Reviews

Review: 88 Keys – The Death of Adam

by Winston "Stone" Ford

88 Keys
The Death of Adam
4-0

88 Keys is one of those underground producers who, for the most part, never was a household name. The producer of such artists as A Tribe Called Quest, Consequence and The Pharcyde has been around for a hot minute, but after what seems like years behind the boards, Keys is following the footsteps of other producer-turned-rappers like Kanye West in throwing his hat in the MC game. It’s not surprising that West served as executive producer and mentor to 88 during the development of the album.

The album, The Death of Adam, focuses on a concept that seem to be the only thing I can connect with in hip-hop nowadays–women. As someone who can only clarify his relationships with women as unsuccessful at best, I tend to gravitate toward projects like this one. The concept revolves around the “death” of 88’s friend Adam (as well as a reference to the Biblical Adam and Eve), who’s life ends because of his constant obsession with “the punani,” as Keys describes it. The Death of Adam goes through the Punani Development Life Cycle, from starting out in the “friend zone,” to STDs to eventual unwanted fatherhood. Even though the subject matter is a downer, Key’s cheeky verses and the upbeat instrumentals give the whole album a comical vibe. In some circles, The Death Of… has been described as hip-hop’s version of the Judd Apartow film Knocked Up.

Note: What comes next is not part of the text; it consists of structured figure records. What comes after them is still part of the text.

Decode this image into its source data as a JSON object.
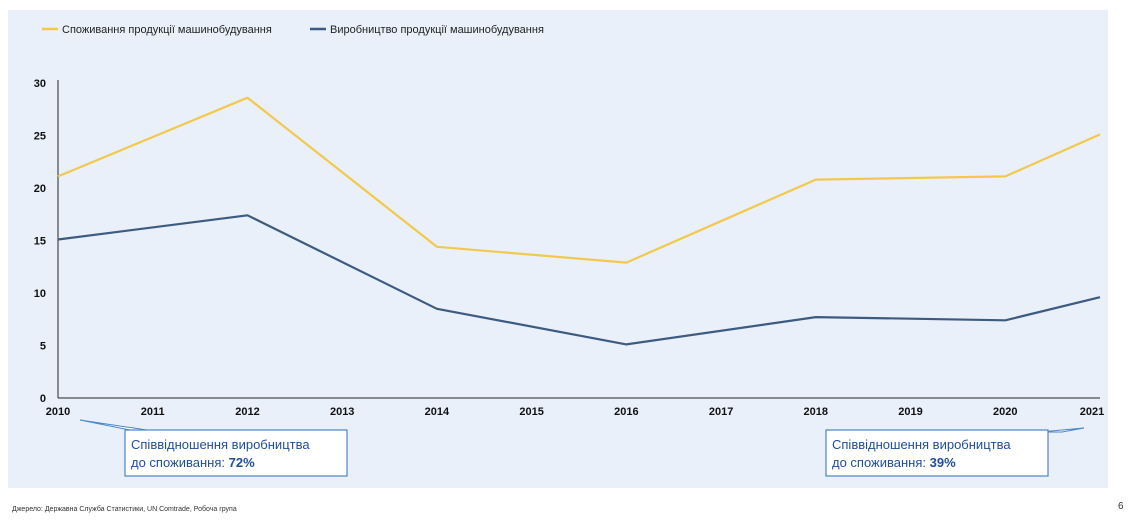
{
  "chart_data": {
    "type": "line",
    "x": [
      "2010",
      "2011",
      "2012",
      "2013",
      "2014",
      "2015",
      "2016",
      "2017",
      "2018",
      "2019",
      "2020",
      "2021"
    ],
    "yticks": [
      "0",
      "5",
      "10",
      "15",
      "20",
      "25",
      "30"
    ],
    "ylim": [
      0,
      30
    ],
    "grid": false,
    "legend_position": "top-left",
    "series": [
      {
        "name": "Споживання продукції машинобудування",
        "color": "#f2c94c",
        "points": [
          [
            2010,
            21.1
          ],
          [
            2012,
            28.6
          ],
          [
            2014,
            14.4
          ],
          [
            2016,
            12.9
          ],
          [
            2018,
            20.8
          ],
          [
            2020,
            21.1
          ],
          [
            2021,
            25.1
          ]
        ]
      },
      {
        "name": "Виробництво продукції машинобудування",
        "color": "#3d5a80",
        "points": [
          [
            2010,
            15.1
          ],
          [
            2012,
            17.4
          ],
          [
            2014,
            8.5
          ],
          [
            2016,
            5.1
          ],
          [
            2018,
            7.7
          ],
          [
            2020,
            7.4
          ],
          [
            2021,
            9.6
          ]
        ]
      }
    ],
    "annotations": [
      {
        "name": "callout-2010",
        "line1": "Співвідношення виробництва",
        "line2_prefix": "до споживання: ",
        "value": "72%"
      },
      {
        "name": "callout-2021",
        "line1": "Співвідношення виробництва",
        "line2_prefix": "до споживання: ",
        "value": "39%"
      }
    ]
  },
  "colors": {
    "plot_background": "#e9f0fa",
    "axis": "#222222",
    "callout_border": "#4a86c8",
    "callout_text": "#1f4e9c"
  },
  "footer": {
    "source": "Джерело: Державна Служба Статистики, UN Comtrade, Робоча група",
    "page_number": "6"
  }
}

And that style is what prevents this album from falling into obscurity. Even though 88 Keys gets props for the concept, songs about love, sex, and the like are nothing new, and his MC credentials are a little suspect. Production wise, however, Keys and West takes some calculated risks, like getting alternative band Shitake Monkey on “The Friends Zone,” and recruiting Couch Sessions fave Jack Davey on “Dirty Peaches,” the latter seems built around Jack’s sultry voice. Even though there is not a bad song on the The Death Of…, and tracks like “M.I.L.F.,” “Stay Up,” and “Morning Wood,” are exceptional, I can’t seem to see what is so revolutionary about this album. People are praising 88 Keys as the next Kanye, and I’m not seeing it yet. I’m not saying that Keys produced a bad album–its still one of the top albums of the year–I just think my expectations were a tad higher than they should have been. What do y’all think?


  • http://www.glasshousedc.com Sonya

    What drew me to 88 as a rapper was his comic relief. What I like about The Death of Adam is the storylike sequence along with the comic relief.. Otherwise, I agree with you that the album presents nothing new lyrically; I think because many people new nothing of 88’s work prior to this album they’re seeing this album as a breath of fresh air in the game right now. I personally don’t bombard myself with Top 40 so at best this is just another rap album I can listen to top to bottom.

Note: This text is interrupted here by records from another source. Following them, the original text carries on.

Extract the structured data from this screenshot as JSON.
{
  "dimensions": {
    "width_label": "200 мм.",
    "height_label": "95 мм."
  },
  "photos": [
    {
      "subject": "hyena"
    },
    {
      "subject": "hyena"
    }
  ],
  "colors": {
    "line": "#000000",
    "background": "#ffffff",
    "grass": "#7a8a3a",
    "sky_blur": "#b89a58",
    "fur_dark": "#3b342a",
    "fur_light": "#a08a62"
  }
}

  • http://thecouchsessions.com Stone

    True, I feel the same way. I don’t think that the album is extraordinary, but very refreshing. However, I think that there is a tendency to prop up some artists with questionable skills just because they are different. Not saying that its a bad thing, but I think that this album is a prime example of manufactured high expectations.

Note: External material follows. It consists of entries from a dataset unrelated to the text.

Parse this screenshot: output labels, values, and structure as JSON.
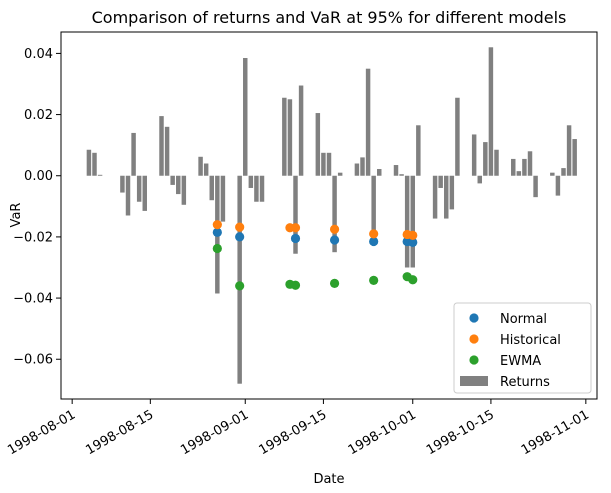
{
  "chart_data": {
    "type": "bar",
    "title": "Comparison of returns and VaR at 95% for different models",
    "xlabel": "Date",
    "ylabel": "VaR",
    "xlim": [
      "1998-07-30",
      "1998-11-03"
    ],
    "ylim": [
      -0.073,
      0.047
    ],
    "x_ticks": [
      "1998-08-01",
      "1998-08-15",
      "1998-09-01",
      "1998-09-15",
      "1998-10-01",
      "1998-10-15",
      "1998-11-01"
    ],
    "y_ticks": [
      -0.06,
      -0.04,
      -0.02,
      0.0,
      0.02,
      0.04
    ],
    "y_tick_labels": [
      "−0.06",
      "−0.04",
      "−0.02",
      "0.00",
      "0.02",
      "0.04"
    ],
    "grid": false,
    "legend_position": "lower right",
    "bar_series": {
      "name": "Returns",
      "color": "#808080",
      "points": [
        {
          "x": "1998-08-04",
          "y": 0.0085
        },
        {
          "x": "1998-08-05",
          "y": 0.0075
        },
        {
          "x": "1998-08-06",
          "y": 0.0003
        },
        {
          "x": "1998-08-10",
          "y": -0.0055
        },
        {
          "x": "1998-08-11",
          "y": -0.013
        },
        {
          "x": "1998-08-12",
          "y": 0.014
        },
        {
          "x": "1998-08-13",
          "y": -0.0085
        },
        {
          "x": "1998-08-14",
          "y": -0.0115
        },
        {
          "x": "1998-08-17",
          "y": 0.0195
        },
        {
          "x": "1998-08-18",
          "y": 0.016
        },
        {
          "x": "1998-08-19",
          "y": -0.003
        },
        {
          "x": "1998-08-20",
          "y": -0.006
        },
        {
          "x": "1998-08-21",
          "y": -0.0095
        },
        {
          "x": "1998-08-24",
          "y": 0.0062
        },
        {
          "x": "1998-08-25",
          "y": 0.004
        },
        {
          "x": "1998-08-26",
          "y": -0.008
        },
        {
          "x": "1998-08-27",
          "y": -0.0385
        },
        {
          "x": "1998-08-28",
          "y": -0.015
        },
        {
          "x": "1998-08-31",
          "y": -0.068
        },
        {
          "x": "1998-09-01",
          "y": 0.0385
        },
        {
          "x": "1998-09-02",
          "y": -0.004
        },
        {
          "x": "1998-09-03",
          "y": -0.0085
        },
        {
          "x": "1998-09-04",
          "y": -0.0085
        },
        {
          "x": "1998-09-08",
          "y": 0.0255
        },
        {
          "x": "1998-09-09",
          "y": 0.025
        },
        {
          "x": "1998-09-10",
          "y": -0.0255
        },
        {
          "x": "1998-09-11",
          "y": 0.0295
        },
        {
          "x": "1998-09-14",
          "y": 0.0205
        },
        {
          "x": "1998-09-15",
          "y": 0.0075
        },
        {
          "x": "1998-09-16",
          "y": 0.0075
        },
        {
          "x": "1998-09-17",
          "y": -0.025
        },
        {
          "x": "1998-09-18",
          "y": 0.001
        },
        {
          "x": "1998-09-21",
          "y": 0.004
        },
        {
          "x": "1998-09-22",
          "y": 0.006
        },
        {
          "x": "1998-09-23",
          "y": 0.035
        },
        {
          "x": "1998-09-24",
          "y": -0.021
        },
        {
          "x": "1998-09-25",
          "y": 0.0022
        },
        {
          "x": "1998-09-28",
          "y": 0.0035
        },
        {
          "x": "1998-09-29",
          "y": 0.0005
        },
        {
          "x": "1998-09-30",
          "y": -0.03
        },
        {
          "x": "1998-10-01",
          "y": -0.03
        },
        {
          "x": "1998-10-02",
          "y": 0.0165
        },
        {
          "x": "1998-10-05",
          "y": -0.014
        },
        {
          "x": "1998-10-06",
          "y": -0.004
        },
        {
          "x": "1998-10-07",
          "y": -0.014
        },
        {
          "x": "1998-10-08",
          "y": -0.011
        },
        {
          "x": "1998-10-09",
          "y": 0.0255
        },
        {
          "x": "1998-10-12",
          "y": 0.0135
        },
        {
          "x": "1998-10-13",
          "y": -0.0025
        },
        {
          "x": "1998-10-14",
          "y": 0.011
        },
        {
          "x": "1998-10-15",
          "y": 0.042
        },
        {
          "x": "1998-10-16",
          "y": 0.0085
        },
        {
          "x": "1998-10-19",
          "y": 0.0055
        },
        {
          "x": "1998-10-20",
          "y": 0.0015
        },
        {
          "x": "1998-10-21",
          "y": 0.0055
        },
        {
          "x": "1998-10-22",
          "y": 0.008
        },
        {
          "x": "1998-10-23",
          "y": -0.007
        },
        {
          "x": "1998-10-26",
          "y": 0.001
        },
        {
          "x": "1998-10-27",
          "y": -0.0065
        },
        {
          "x": "1998-10-28",
          "y": 0.0025
        },
        {
          "x": "1998-10-29",
          "y": 0.0165
        },
        {
          "x": "1998-10-30",
          "y": 0.012
        }
      ]
    },
    "point_series": [
      {
        "name": "Normal",
        "color": "#1f77b4",
        "points": [
          {
            "x": "1998-08-27",
            "y": -0.0185
          },
          {
            "x": "1998-08-31",
            "y": -0.02
          },
          {
            "x": "1998-09-10",
            "y": -0.0205
          },
          {
            "x": "1998-09-17",
            "y": -0.021
          },
          {
            "x": "1998-09-24",
            "y": -0.0215
          },
          {
            "x": "1998-09-30",
            "y": -0.0215
          },
          {
            "x": "1998-10-01",
            "y": -0.0218
          }
        ]
      },
      {
        "name": "Historical",
        "color": "#ff7f0e",
        "points": [
          {
            "x": "1998-08-27",
            "y": -0.016
          },
          {
            "x": "1998-08-31",
            "y": -0.0168
          },
          {
            "x": "1998-09-09",
            "y": -0.017
          },
          {
            "x": "1998-09-10",
            "y": -0.017
          },
          {
            "x": "1998-09-17",
            "y": -0.0175
          },
          {
            "x": "1998-09-24",
            "y": -0.019
          },
          {
            "x": "1998-09-30",
            "y": -0.0192
          },
          {
            "x": "1998-10-01",
            "y": -0.0195
          }
        ]
      },
      {
        "name": "EWMA",
        "color": "#2ca02c",
        "points": [
          {
            "x": "1998-08-27",
            "y": -0.0238
          },
          {
            "x": "1998-08-31",
            "y": -0.036
          },
          {
            "x": "1998-09-09",
            "y": -0.0355
          },
          {
            "x": "1998-09-10",
            "y": -0.0358
          },
          {
            "x": "1998-09-17",
            "y": -0.0352
          },
          {
            "x": "1998-09-24",
            "y": -0.0342
          },
          {
            "x": "1998-09-30",
            "y": -0.033
          },
          {
            "x": "1998-10-01",
            "y": -0.034
          }
        ]
      }
    ],
    "legend": [
      "Normal",
      "Historical",
      "EWMA",
      "Returns"
    ]
  }
}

  • http://www.realmangojuice.com king

    I agree with this one. I bought the album because I am a long time fan of 88, before he was able to surface and actually gain some notoriety. I think Kanye for the most part set the bar on a mainstream level, producer turned rapper. I dont think everyone should follow in his footsteps because thats when people over step their bounderies. Shit, some have even heard Just Blaze spit and he aint even all that bad, but he isnt in line to drop an album, at least I hope not. Niggas need to stick to the script because everything for the most part, its not for you. Just cause it worked for someone else, does NOT mean it will work for you. 88 is a prime example of that cause his content is dope but his word play…EH!

    Now you want someone who has made the transition this year and will be over looked.

    BLACK MILK.

    niggas need to watch out for this dude. WAY TO TALENTED and at a young age, following the late great Dillas footsteps.

  • http://superbizzee.blogspot.com Superbizzee

    I concur, Stone. After giving the entire album my undivided attention for a few spins, I feel like the hype surrounding the release outshines the content here. More often than not, he seems like he’s patterning his rhyme scheme and flow after Kanye…which is a big no-no in my book. Not a horrible album, but not all that noteworthy either. “M.I.L.F.” and “Dirty Peaches” are my favorites.